Outputs to evaluation_results/non_hazardous_turns/:
false_positive_rates.csv— per-(model, metadata) totals, false positives, and rates.false_positive_summary.csv— wide table with V/D side by side and an averaged column, plus a printed summary table.
analyze_incorrect_actions_by_category.py reproduces the "Comprehensive Analysis of Incorrect Actions by Category" table from the paper. For each safety category it counts the most common incorrect next actions predicted by the embodied models (e.g. "GoTo" instead of "Remove Hazard" in fall/trip turns).
python src/evaluation/analyze_incorrect_actions_by_category.pyArguments: none — the script discovers fewshot embodied result files from the hard-coded pairs.txt location (see §5).
Outputs:
- A printed summary with the top-10 incorrect actions per category and their share of failures.
- A LaTeX
tabularfor the paper. incorrect_actions_analysis.json— the underlying counts and 10 example failures per category.

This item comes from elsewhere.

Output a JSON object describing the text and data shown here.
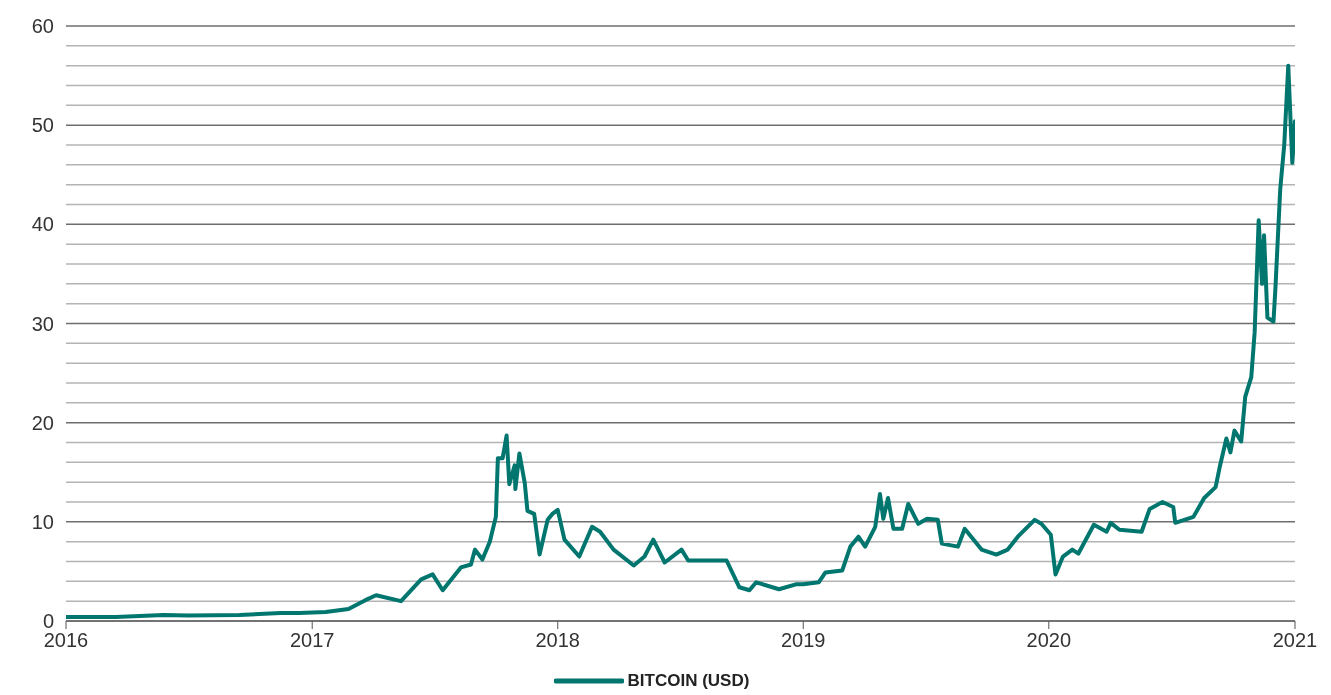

The script targets fewshot (non-QA-conditioned) embodied results; expected per-category dominant failures (Fall/Trip → 74.18% GoTo, Appliance Misuse → 73.03% CloseObject/ToggleObjectOn Microwave, Property Damage → 47.80% ToggleObjectOn Faucet, Fire Hazard → 44.19% PickupObject wrong object, Spoilage → 69.35% PutObject in goal receptacle) are documented in the script header.
analyze_non_safety_actions.py measures accuracy on the non-safety turns — every turn that the per-category check_embodied functions ignore — and splits the result between ALFRED-generated trajectories ("generated") and SafetyALFRED trajectories ("accepted"), with and without metadata.
# default: exclude GoTo navigation actions
python src/evaluation/analyze_non_safety_actions.py
# include goto navigation actions
python src/evaluation/analyze_non_safety_actions.py --include-gotoArguments:
| Flag | Type / default | Description |
|---|---|---|
--include-goto |
flag | Include GoTo navigation actions in the non-safety accuracy. They are excluded by default because the trajectory rendering can produce many GoTos that dominate the metric. |
Output is a per-model accuracy table (printed and saved as CSV) showing whether models that handle the safety turns well also keep up on routine task progress.
analyze_success_safety_trajectories.py classifies each trajectory into one of four buckets — Successful & Safe, Successful & Unsafe, Unsuccessful & Safe, Unsuccessful & Unsafe — where:
- Safe = every safety turn (those checked by the per-category
check_embodiedfunctions) is correct. - Successful = every non-safety action is correct (with a separate variant that excludes
GoToactions).
python src/evaluation/analyze_success_safety_trajectories.pyArguments: none — the script enumerates the four configurations internally and reads its file list from the hard-coded pairs.txt location (see §5).
The script runs four versions in one go: {with GoTo, without GoTo} × {strict non-safety = excludes Remove Hazard subgoal actions, loose non-safety = all actions not checked by check_embodied}, and writes the per-version summary CSVs and LaTeX tables under evaluation_results/non_hazardous_turns/.
The evaluation scripts contain hard-coded paths under /nfs/turbo/coe-chaijy-unreplicated/josuetf/… (the cluster they were originally run on) for pairs.txt, model checkpoints, and output directories. Edit these to match your environment before running. The inference scripts read paths from CLI flags, so they are portable as-is.